Guillermo Tell

Guillermo Tell, un símbolo de Suiza conocido en todo el mundo

La historia de Guillermo Tell es uno de los mitos que rodean la creación de la Confederación Helvética. Mencionado por primera vez en el Libro Blanco de Sarnen, una colección de manuscritos que data de 1470, se convirtió en un nombre familiar gracias a la obra de Friedrich von Schiller, "Guillermo Tell". Esta es la historia del héroe emblemático de Suiza, que desde entonces se considera la personificación de la valentía.

En 1291, los cantones de Uri, Schwyz y Unterwalden juraron lealtad en respuesta a la invasión de la autoridad de los Habsburgo, una poderosa familia imperial austriaca que dominaba franjas de Europa en aquella época.

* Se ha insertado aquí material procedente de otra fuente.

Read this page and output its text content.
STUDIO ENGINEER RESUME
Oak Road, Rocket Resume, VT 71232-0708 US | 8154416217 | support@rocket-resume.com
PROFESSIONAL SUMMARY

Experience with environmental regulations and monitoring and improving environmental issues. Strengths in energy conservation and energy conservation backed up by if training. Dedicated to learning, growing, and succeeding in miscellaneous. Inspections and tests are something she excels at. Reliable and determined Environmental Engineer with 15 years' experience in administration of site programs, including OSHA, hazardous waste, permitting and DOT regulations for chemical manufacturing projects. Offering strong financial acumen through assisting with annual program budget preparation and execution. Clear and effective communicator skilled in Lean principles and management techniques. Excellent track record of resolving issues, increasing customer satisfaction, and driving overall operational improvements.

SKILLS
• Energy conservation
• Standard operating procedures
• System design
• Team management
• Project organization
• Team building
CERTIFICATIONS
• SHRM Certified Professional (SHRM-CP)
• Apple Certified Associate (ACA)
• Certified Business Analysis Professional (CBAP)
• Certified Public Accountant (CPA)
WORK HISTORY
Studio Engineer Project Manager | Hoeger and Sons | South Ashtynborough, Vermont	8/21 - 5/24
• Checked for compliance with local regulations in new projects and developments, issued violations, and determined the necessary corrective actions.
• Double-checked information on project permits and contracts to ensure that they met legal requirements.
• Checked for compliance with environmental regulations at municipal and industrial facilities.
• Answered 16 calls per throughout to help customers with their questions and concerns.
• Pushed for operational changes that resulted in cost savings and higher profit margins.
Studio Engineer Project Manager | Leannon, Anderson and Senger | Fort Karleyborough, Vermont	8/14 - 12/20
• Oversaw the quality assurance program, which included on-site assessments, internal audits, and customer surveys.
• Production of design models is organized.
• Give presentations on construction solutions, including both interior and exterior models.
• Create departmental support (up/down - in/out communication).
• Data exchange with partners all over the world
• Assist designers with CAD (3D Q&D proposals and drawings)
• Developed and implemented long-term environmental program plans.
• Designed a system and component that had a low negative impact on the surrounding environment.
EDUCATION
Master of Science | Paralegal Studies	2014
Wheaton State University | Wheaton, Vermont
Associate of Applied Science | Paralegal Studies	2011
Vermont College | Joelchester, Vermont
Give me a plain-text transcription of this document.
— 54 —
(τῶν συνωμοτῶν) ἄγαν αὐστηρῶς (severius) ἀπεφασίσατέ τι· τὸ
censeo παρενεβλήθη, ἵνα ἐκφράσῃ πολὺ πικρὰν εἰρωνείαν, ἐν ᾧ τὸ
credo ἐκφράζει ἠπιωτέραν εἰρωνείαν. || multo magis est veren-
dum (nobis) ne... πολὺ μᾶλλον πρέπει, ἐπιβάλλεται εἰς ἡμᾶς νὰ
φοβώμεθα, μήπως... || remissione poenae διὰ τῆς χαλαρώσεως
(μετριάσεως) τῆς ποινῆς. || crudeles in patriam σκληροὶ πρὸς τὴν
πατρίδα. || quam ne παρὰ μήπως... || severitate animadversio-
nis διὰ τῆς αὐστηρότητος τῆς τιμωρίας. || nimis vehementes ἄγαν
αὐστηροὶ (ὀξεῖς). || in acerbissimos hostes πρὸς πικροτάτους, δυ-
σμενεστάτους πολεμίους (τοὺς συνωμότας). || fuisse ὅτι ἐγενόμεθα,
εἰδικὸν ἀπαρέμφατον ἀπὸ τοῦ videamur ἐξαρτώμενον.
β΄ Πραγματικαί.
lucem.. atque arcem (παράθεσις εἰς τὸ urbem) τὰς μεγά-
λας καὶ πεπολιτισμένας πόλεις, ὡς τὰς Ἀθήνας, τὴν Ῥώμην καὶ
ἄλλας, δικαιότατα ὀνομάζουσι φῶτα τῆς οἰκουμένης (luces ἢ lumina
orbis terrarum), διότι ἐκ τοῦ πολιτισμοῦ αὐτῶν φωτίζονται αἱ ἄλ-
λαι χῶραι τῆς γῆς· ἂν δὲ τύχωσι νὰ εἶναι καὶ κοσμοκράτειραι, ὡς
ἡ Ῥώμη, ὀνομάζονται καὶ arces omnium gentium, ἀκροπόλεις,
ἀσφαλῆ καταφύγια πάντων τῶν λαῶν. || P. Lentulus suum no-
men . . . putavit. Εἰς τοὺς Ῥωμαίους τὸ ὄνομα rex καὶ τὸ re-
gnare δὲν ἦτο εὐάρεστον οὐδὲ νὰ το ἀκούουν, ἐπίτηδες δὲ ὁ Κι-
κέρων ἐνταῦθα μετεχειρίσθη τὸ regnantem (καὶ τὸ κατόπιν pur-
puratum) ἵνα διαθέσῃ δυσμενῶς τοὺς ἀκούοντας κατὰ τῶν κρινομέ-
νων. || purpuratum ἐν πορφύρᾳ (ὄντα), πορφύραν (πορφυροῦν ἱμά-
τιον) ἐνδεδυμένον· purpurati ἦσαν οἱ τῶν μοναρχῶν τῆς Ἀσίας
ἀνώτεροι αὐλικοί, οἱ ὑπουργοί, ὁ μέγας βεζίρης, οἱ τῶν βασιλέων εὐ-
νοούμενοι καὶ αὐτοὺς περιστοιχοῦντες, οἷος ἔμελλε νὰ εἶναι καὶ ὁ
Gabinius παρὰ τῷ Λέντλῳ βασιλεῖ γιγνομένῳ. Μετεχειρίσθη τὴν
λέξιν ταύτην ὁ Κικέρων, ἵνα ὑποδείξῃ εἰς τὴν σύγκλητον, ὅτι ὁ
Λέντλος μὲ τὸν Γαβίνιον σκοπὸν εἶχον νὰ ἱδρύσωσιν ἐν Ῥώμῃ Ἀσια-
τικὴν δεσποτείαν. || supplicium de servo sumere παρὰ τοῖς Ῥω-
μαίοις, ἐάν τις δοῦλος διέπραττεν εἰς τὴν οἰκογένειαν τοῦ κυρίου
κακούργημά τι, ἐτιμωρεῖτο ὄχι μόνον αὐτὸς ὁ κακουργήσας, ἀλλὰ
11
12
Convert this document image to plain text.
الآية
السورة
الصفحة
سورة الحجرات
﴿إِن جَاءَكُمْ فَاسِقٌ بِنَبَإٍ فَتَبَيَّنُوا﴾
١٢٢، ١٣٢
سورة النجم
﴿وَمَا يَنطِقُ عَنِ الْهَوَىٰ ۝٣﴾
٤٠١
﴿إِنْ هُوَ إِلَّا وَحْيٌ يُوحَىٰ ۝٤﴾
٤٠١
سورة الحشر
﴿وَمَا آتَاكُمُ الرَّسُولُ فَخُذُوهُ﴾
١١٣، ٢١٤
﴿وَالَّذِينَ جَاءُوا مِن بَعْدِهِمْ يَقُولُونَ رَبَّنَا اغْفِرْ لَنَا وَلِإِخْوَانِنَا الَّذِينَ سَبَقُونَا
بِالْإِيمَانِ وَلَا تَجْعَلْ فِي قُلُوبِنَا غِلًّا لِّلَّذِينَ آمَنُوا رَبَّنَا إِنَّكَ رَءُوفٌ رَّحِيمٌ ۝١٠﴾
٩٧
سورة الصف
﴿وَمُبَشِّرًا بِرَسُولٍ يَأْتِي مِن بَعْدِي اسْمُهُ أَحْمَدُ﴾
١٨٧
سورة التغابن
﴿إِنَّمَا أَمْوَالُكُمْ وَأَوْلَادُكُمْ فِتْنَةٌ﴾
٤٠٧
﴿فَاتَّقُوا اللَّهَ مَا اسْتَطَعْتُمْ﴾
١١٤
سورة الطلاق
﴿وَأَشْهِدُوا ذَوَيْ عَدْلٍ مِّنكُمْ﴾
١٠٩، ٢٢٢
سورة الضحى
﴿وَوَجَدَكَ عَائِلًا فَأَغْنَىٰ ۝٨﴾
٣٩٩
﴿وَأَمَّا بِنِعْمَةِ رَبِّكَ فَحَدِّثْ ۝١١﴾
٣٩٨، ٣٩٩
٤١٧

Comprometiéndose a la defensa conjunta de los tres cantones en caso de ataque, declararon su independencia en lo que se conoció como la Carta Federal. La firma de este documento tuvo lugar en torno al 1 de agosto, razón por la cual esta fecha fue elegida posteriormente para celebrar el Día Nacional de Suiza.

El monumento Tell en Altdorf © Roland Zumbühl (Picswiss), Arlesheim via Wikimedia Commons

 

Amenazados por esta rebelión, los alguaciles de los Habsburgo se lanzaron a perseguir a la población local. Uno de ellos, Hermann Gessler, clavó un poste con su sombrero en la plaza del pueblo de Altdorf, la capital de Uri. Cualquiera que pasara por allí estaba obligado a inclinarse ante él en señal de sumisión. 

Este fue el marco divisorio en el que comenzó la leyenda de Guillermo Tell. El 18 de noviembre de 1307, Tell hizo caso omiso del sombrero que se exhibía en la plaza del pueblo, a sabiendas de que arriesgaba su vida si se denunciaba su acción, lo que no tardó en ocurrir. Al día siguiente, Gessler convocó a Tell.  

Federal Pact of 1291
Federal Pact of 1291

La manzana y la ballesta

Gessler no estaba dispuesto a disculpar el desafío de Tell y dio una muestra de generosidad ofreciéndole una salida a una muerte segura: una manzana. La prueba era la siguiente: disparar una manzana a la cabeza de su hijo. Una vez que el chico se quedó parado, Tell apuntó con su ballesta y acertó con la manzana sin dañar ni un pelo de la cabeza de su hijo. 

Gessler parecía asombrado por las habilidades de Tell hasta que se dio cuenta de que la segunda flecha de la ballesta estaba escondida bajo la ropa de Tell y le exigió una explicación. Tell confesó que si su primera flecha hubiera fallado y alcanzado a su hijo, habría utilizado la segunda para disparar al tirano Gessler.  Lleno de ira, Gessler arrestó a Tell y ordenó que fuera encerrado para siempre en una torre del castillo de Gessler en Küssnacht.

Venganza

Mientras lo llevaban al castillo en barco, se desató una fuerte tormenta que obligó a los guardias a quitarle los grilletes a Tell y a ordenarle que dirigiera la embarcación. Siendo un excelente timonel, Tell consiguió llevar a todos a la orilla donde, en un momento de confusión, escapó de sus guardias.

William Tell

 

Ahora sólo le quedaba encontrar a Gessler y matarlo. Alcanzó a Gessler en la "Hohle Gasse", entre el macizo del Gotardo y Zúrich, y eso fue exactamente lo que hizo Tell: acabar con el tirano alguacil de una sola flecha.

¿Mito o verdad? 

La autenticidad de la leyenda ha sido muy discutida. A pesar de la abundancia de investigaciones históricas sobre Tell, no hay nada que demuestre que realmente existió o que los hechos que se le atribuyen tuvieron lugar.  Pero esto no hace que la historia sea menos convincente o poderosa. Guillermo Tell es un símbolo: representa al pueblo y el respeto a la autoridad, pero también la capacidad de luchar contra esa autoridad si es injusta. 

En definitiva, la leyenda puede interpretarse como se quiera, lo que probablemente ha hecho que tenga tanto éxito durante los últimos 700 años.